El actor miró hacia la mesa más grande. Varias conversaciones parecían desarrollarse al mismo tiempo. Algunos de los actores participaban en todas ellas. La mirada del hombre mayor se suavizó.
—Te creo, capitán.
Se mantuvieron en silencio por un momento. Solo se oían el rugido del fuego en la chimenea, las voces de la conversación, y el frío viento de la tarde haciendo crujir puertas y ventanas. El tiro de la chimenea era pobre y eructaba ocasionales bocanadas de humo en la sala. El actor sacudió la cabeza.
—¿Puedo hacerte una pregunta? —inquirió maese Kit.
—Adelante.
—Conozco tu reputación. Y tengo la sensación de que eres un hombre con experiencia. Muy curtido por el mundo. Me parece extraño verte en las Ciudades Libres protegiendo una pequeña caravana.
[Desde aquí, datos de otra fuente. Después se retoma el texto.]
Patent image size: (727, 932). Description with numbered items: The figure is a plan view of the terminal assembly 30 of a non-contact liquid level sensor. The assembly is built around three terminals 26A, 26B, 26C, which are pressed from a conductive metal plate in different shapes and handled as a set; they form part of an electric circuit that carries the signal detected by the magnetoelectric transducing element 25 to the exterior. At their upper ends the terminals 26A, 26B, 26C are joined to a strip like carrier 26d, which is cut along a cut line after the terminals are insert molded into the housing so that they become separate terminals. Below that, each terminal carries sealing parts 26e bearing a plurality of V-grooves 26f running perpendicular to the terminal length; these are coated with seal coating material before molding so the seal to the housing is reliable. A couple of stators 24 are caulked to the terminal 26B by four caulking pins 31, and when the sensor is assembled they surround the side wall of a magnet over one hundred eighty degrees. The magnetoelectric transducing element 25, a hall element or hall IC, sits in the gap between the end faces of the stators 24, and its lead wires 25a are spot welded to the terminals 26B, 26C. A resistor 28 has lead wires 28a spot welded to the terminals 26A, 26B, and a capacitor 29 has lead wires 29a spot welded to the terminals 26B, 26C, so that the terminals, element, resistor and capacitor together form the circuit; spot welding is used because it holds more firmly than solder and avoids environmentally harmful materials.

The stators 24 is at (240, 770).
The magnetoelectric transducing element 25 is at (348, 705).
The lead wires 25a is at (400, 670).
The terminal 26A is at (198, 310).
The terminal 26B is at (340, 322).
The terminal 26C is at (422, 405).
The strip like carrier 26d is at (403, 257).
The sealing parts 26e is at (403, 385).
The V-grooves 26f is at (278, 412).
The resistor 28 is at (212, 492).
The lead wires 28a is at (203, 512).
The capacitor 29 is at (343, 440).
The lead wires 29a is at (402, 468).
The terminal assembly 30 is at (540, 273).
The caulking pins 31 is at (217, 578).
—Eso no es una pregunta —observó Marcus.
—¿Por qué lo haces?
Marcus se encogió de hombros.
—Soy demasiado terco para morir —dijo, tratando de que sonara como una broma.
La sonrisa de maese Kit habría sido compasiva de no haber revelado un sufrimiento oculto en su interior.
—Yo también lo creo, capitán. Bueno. ¿Necesitas nueve soldados para proteger la última caravana de la Vanai libre?
—Ocho —corrigió Marcus—. Ocho soldados y un curandero.
Maese Kit miró hacia el oscuro techo manchado de hollín.
—Siempre he querido interpretar a un curandero —dijo.